Tucson High won the state title in 1969 thanks to its dominating Big Four. The Badgers haven’t won a boys basketball championship since.

A lot of championship basketball teams are blessed with a Big Two or Big Three, but it’s rare when any coach is able to deploy a certifiable Big Four.

But that’s what Tucson High boys coach Tony Morales put on the court in the 1968-69 season: Guards Hoegie Simmons and Delano Price were clearly the state’s best backcourt. Small forward Kenny Ball might’ve been the top prospect in the state. And 6-foot 8-inch center Chuco Miranda developed into the state’s most dominating big man.

When the Badgers completed an epic 23-1 season by beating Tempe High 80-76 in the state championship game, Morales’ Big Four was too much to handle, scoring 79 of the team’s 80 points. Price and Simmons both scored 24 points, Miranda had 21 and Ball 10.

In a semifinal victory over Phoenix Brophy Prep, it was reversed: Price and Ball combined for 49 points, while Miranda and Simmons added 33.

“They really had difficulty guarding us,’’ Price told me recently. “We had so many options.’’

It wasn’t like the ’69 Badgers rolled through the season without tough opposition. From 1962-70, Tucson was the hub of basketball power among Arizona high schools. The Badgers won 1962 and 1969 state titles. Coach Galen Kintner’s Catalina Trojans won it all in 1963, coach Dick Kings Rincon Rangers were state champs in 1965 and Dick McConnell’s Sahuaro Cougars won it all in 1970.

Tucson High went 23-1 in 1969 to win the state basketball title.

Before the ’69 Badgers got to the state finals, played in Phoenix, they had already won a memorable best-of-three series against what they considered the state’s No. 2 team, Rincon.

The Rangers had been so good in the ’60s that they went on a 12-game winning streak against THS and beat the Badgers in a classic 86-84 finish on Jan. 24. It would be the only loss of the year for Tucson.

The five-year losing streak against Rincon ended in a Feb. 11 rematch at the THS gymnasium, 98-88 as Price, Ball and Simmons combined to score 77 points. Two weeks later, Tucson High again beat the Rangers in the region playoffs.

After hoisting the state championship trophy, Morales declined to compare his ’69 Badgers to his undefeated ’62 Badgers.

“I don’t want to compare them,’’ he said. “Both of them were really special.’’

From left: Kenny Ball, Bruce Klewer, Chuco Miranda, Delano Price and Hoegie Simmons, the starting five on Tucson High’s 1969 state championship basketball team.

Morales hadn’t told anyone outside of his wife and five children, but he planned to retire after the ’69 season, win or lose. His 14½ year journey as THS basketball coach had not always been smooth; he replaced five-time state championship coach Bud Doolen in mid-season, 1955, after Doolen died of a heart attack.

Morales’ Badgers went 178-113 during a period the local competition intensified as Catalina, Rincon and Sahuaro opened.

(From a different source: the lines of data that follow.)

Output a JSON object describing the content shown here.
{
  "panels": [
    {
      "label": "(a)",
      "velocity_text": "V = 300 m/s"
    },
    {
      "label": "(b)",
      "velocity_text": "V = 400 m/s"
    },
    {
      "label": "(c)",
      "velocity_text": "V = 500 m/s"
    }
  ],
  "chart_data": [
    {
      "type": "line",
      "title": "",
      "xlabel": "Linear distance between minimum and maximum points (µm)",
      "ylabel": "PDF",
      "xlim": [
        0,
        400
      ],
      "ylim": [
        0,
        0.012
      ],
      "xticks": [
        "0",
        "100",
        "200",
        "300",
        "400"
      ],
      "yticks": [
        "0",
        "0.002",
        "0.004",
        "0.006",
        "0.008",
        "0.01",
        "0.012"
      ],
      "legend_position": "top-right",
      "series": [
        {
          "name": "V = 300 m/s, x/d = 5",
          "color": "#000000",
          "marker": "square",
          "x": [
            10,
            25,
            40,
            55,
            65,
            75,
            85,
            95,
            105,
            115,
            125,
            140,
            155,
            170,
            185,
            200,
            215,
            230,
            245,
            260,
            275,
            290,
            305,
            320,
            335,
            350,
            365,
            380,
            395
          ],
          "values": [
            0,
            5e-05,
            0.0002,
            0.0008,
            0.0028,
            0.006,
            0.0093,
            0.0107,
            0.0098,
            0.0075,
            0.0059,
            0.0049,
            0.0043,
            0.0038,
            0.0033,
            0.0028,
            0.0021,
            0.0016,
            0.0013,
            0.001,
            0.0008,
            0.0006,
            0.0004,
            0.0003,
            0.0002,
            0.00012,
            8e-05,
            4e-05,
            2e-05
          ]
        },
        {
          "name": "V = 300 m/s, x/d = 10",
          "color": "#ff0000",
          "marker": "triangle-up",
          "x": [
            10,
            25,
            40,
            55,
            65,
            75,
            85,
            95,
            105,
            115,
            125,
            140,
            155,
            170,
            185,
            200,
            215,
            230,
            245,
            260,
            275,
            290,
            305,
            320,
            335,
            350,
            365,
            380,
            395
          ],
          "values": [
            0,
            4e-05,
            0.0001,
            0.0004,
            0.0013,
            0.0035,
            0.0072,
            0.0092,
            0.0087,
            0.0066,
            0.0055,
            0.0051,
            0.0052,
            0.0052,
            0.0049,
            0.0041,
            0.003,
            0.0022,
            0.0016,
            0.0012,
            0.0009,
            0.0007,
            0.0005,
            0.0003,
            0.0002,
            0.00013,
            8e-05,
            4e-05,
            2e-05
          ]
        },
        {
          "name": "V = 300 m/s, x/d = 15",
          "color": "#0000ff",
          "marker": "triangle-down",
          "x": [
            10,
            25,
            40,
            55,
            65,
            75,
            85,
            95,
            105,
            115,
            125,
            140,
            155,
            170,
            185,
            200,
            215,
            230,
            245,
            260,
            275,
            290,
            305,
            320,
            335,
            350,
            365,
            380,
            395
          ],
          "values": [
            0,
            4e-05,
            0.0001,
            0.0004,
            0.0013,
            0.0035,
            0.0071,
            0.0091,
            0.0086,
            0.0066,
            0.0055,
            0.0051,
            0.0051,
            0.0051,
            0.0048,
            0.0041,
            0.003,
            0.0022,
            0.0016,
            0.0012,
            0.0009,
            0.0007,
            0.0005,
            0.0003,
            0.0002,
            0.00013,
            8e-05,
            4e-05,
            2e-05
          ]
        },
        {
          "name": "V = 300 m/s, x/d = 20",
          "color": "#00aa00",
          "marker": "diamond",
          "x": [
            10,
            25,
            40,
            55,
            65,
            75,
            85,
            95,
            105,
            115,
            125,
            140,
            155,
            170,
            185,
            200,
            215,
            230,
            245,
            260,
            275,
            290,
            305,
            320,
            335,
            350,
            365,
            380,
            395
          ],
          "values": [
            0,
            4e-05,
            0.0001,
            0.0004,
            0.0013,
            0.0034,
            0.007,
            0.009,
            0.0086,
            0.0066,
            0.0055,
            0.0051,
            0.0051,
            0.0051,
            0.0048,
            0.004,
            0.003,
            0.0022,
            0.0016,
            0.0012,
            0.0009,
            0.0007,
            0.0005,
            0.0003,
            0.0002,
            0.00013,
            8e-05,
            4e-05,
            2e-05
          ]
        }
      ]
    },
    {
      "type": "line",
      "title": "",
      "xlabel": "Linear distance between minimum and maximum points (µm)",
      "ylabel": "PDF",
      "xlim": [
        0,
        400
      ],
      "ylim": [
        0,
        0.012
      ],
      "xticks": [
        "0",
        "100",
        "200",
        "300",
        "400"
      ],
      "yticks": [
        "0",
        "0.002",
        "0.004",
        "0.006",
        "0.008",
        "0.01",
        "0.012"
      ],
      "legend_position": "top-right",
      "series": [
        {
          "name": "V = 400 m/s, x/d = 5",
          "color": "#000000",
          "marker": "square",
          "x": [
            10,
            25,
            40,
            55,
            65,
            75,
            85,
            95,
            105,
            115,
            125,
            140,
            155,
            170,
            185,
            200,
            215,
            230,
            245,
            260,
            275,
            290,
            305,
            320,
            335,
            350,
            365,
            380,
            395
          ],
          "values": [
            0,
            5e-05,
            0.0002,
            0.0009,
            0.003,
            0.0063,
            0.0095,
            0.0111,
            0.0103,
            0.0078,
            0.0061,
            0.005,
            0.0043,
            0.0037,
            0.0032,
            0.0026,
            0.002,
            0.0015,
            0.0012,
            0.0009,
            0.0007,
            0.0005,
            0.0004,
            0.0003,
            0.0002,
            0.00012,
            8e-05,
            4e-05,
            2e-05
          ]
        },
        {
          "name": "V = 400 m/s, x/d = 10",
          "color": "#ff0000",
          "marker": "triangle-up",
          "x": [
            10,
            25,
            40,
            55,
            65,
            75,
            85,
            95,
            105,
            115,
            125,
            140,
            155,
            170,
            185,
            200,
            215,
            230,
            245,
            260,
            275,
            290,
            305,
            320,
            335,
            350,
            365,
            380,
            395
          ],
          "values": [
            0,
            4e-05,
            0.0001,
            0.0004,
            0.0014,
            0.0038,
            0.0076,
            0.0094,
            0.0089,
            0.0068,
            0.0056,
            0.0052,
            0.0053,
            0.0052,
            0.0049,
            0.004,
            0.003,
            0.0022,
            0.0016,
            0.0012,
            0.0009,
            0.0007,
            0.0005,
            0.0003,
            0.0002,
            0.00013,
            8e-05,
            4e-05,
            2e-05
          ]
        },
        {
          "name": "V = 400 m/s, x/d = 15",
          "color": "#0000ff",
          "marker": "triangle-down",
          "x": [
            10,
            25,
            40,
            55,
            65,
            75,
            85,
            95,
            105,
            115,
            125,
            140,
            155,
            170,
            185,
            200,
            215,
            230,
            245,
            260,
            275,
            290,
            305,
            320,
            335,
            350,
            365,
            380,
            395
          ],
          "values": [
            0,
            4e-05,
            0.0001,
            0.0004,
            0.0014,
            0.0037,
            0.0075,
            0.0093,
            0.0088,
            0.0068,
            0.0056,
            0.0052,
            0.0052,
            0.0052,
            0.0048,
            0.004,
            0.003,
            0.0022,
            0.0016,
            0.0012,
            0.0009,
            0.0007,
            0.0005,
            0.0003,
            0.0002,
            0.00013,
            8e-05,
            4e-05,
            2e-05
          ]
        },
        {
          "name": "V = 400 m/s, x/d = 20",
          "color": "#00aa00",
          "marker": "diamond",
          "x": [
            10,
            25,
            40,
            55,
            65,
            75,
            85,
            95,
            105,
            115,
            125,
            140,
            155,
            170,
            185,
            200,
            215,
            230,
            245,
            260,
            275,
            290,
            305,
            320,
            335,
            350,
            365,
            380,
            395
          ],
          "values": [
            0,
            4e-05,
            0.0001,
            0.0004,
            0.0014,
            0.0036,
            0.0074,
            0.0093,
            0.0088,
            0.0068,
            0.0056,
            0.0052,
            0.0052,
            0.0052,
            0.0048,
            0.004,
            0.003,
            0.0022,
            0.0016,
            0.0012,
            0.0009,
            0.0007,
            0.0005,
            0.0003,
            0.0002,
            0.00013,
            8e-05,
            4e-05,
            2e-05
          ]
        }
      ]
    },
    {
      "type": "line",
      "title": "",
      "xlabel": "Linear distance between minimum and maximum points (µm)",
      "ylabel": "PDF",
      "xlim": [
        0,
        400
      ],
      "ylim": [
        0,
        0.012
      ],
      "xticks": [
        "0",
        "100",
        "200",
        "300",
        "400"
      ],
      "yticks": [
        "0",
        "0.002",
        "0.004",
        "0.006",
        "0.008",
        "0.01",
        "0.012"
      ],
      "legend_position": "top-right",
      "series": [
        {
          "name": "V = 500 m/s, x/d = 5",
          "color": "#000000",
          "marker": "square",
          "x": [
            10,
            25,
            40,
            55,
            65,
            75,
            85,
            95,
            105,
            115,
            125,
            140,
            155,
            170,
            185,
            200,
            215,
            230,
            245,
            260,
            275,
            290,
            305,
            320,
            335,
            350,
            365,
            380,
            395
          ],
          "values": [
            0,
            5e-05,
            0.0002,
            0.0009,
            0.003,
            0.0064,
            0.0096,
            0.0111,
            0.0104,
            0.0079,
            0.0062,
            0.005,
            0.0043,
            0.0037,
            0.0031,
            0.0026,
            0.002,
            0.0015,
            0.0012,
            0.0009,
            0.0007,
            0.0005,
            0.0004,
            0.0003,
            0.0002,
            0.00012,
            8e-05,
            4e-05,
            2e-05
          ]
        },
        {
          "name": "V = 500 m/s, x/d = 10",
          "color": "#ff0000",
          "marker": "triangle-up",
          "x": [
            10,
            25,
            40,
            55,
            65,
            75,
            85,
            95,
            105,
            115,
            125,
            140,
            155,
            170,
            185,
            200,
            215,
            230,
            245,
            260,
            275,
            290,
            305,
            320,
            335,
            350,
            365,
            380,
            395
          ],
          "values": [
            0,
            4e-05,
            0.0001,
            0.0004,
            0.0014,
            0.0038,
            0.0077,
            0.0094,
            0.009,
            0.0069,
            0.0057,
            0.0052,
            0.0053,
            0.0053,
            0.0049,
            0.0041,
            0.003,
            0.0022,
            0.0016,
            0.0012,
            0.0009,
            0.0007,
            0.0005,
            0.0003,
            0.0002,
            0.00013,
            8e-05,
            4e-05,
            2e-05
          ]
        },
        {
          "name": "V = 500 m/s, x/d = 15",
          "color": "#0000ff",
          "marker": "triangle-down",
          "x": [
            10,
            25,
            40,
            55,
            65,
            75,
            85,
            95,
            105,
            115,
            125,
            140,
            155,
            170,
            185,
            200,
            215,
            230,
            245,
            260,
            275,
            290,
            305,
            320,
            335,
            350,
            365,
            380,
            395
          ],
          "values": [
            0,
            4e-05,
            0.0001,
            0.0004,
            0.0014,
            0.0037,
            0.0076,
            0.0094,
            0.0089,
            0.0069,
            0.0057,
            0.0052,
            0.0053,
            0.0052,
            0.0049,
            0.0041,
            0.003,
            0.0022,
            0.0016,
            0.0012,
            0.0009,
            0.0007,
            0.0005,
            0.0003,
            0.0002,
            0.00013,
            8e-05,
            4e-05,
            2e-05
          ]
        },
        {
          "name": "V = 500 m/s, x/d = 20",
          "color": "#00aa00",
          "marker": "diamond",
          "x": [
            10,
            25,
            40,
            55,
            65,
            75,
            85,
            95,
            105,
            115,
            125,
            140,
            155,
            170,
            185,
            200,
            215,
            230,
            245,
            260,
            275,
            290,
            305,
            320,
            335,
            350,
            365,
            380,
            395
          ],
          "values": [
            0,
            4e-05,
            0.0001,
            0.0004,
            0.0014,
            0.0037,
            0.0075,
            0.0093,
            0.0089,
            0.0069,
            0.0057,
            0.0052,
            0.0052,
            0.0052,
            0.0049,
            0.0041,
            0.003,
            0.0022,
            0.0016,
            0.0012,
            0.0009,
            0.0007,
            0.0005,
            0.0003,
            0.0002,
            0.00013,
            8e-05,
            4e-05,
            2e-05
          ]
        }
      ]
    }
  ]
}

One of 11 children of a Douglas laborer and a stay-at-home mother, Morales became an all-state basketball player at Douglas High. After a four-year period serving in the Navy during World War II, Morales became a starter for the UA baseball and basketball teams. He was inducted into the UA Sports Hall of Fame in 1996.

Three days after winning the 1969 state championship, Morales announced he resigned his coaching position. He was 45.

“It’s been a grind, a tough grind,’’ he told the Star. “There are a lot of intangibles you have to deal with when you’re coaching. You are working with kids who are up one day and down another. I demand a lot of myself and the players. Sometimes I think I demanded too much.’’

Tucson has not won a basketball state championship since Morales retired. He moved to San Diego, where he died in 2014 at 89.

Neither Ball, Simmons, Price or Miranda became major-college basketball players, although Simmons became a star at small-school Texas A&I, and Price became an all-ACCAC guard at Phoenix College, while Ball and Miranda became standout players at Pima College.